第7話 最後の問い

佐藤の死は、施設内で静かに処理された。

公式には「急性心不全」とされたが、関係者の誰もがそれを信じていなかった。

田中は、最後の対話を胸に抱えたまま、報告書を書くこともできずにいた。


その夜、田中は一人で施設の庭に立っていた。

ベンチはまだそこにあり、佐藤が崩れるように倒れた場所には、風に揺れる落ち葉が積もっていた。


「……魂は、器から引き剥がすことが可能だ」


その言葉が、何度も脳内で反響する。

田中は、あの瞬間に感じた“何か”を思い出していた。

佐藤の身体が倒れたとき、確かに空気が震えた。

見えない何かが、そこにいた。


「これは、侵略のための最終確認だったのだ」


田中は、ようやくその意味を理解した。

研究者は、ただ観察していたのではない。

彼らは、人間の“魂”を解析し、それを模倣し、そして奪う準備をしていた。


翌朝、石川が田中のもとを訪れた。

彼女の顔は疲れていたが、目は鋭かった。


「佐藤の死について、あなたは何か知っているはずです」


田中は、しばらく沈黙した。

そして、ゆっくりと口を開いた。


「彼は……最後に、問いを残しました」


「問い?」


「魂は、肉体が滅びた後も、個として存在し続けられるのか──それが、彼の確認したかったことだと」


石川は、目を細めた。


「それは……彼らにとって、何を意味する?」


田中は、空を見上げた。

雲ひとつない、青い空。

そこに、何かが潜んでいるような気がした。


「彼らは、我々の“個”を理解した。
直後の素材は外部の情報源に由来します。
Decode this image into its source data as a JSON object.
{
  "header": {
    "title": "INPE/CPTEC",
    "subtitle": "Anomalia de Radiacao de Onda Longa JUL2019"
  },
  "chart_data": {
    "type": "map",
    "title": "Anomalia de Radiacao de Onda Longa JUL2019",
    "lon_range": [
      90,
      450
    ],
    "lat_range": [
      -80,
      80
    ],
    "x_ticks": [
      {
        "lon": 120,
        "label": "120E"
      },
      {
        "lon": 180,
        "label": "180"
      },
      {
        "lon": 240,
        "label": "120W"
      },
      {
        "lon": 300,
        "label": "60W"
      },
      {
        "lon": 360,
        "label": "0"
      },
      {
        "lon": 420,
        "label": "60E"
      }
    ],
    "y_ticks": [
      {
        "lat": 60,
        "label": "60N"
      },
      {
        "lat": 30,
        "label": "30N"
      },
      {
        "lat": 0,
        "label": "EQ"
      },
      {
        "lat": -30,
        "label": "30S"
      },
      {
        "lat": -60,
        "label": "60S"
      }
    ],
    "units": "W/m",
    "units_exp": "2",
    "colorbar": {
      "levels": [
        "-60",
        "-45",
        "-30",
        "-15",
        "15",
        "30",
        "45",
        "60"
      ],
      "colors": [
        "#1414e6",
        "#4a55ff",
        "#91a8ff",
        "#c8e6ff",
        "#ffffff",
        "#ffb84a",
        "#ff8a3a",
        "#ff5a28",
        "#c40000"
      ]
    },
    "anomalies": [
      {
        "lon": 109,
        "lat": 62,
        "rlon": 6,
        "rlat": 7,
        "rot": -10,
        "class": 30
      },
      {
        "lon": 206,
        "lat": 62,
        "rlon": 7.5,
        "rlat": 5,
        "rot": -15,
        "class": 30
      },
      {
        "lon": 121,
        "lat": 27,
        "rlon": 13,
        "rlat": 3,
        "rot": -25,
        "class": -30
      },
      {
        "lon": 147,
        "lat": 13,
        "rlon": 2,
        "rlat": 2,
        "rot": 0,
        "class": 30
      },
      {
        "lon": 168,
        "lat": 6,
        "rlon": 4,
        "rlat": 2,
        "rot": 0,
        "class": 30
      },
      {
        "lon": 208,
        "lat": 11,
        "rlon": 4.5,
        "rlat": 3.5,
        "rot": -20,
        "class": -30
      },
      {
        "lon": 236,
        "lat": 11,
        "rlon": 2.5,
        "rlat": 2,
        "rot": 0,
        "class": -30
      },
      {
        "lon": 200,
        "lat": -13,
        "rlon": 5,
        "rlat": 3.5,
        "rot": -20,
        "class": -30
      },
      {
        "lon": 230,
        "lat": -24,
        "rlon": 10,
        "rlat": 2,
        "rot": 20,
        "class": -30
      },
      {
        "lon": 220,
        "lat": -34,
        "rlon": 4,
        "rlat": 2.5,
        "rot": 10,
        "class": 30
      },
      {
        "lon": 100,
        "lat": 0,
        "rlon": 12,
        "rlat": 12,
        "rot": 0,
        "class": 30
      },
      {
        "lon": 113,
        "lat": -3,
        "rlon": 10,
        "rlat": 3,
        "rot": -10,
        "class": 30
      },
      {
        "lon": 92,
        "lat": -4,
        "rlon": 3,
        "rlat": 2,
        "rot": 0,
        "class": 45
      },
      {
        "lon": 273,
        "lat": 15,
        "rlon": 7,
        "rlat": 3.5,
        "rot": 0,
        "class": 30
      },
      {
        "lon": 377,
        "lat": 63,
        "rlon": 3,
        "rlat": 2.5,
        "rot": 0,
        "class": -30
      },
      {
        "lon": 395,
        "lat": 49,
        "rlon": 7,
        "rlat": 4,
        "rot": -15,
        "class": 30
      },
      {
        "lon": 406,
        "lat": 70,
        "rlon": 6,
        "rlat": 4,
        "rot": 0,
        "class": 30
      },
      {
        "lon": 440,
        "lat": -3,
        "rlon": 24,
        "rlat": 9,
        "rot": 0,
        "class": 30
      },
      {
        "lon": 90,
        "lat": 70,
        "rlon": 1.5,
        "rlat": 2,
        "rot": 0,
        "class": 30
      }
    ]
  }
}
だから、次は……それを使う」


石川は、静かに頷いた。


「つまり、これは終わりではない。始まりだ」


その言葉に、田中は背筋を伸ばした。

佐藤の死は、研究者の“移行”の合図だった。

そして、彼らはもう、準備を終えている。


その夜、田中は夢を見た。深い海の底で、無数の瞳が静かに開く夢だった。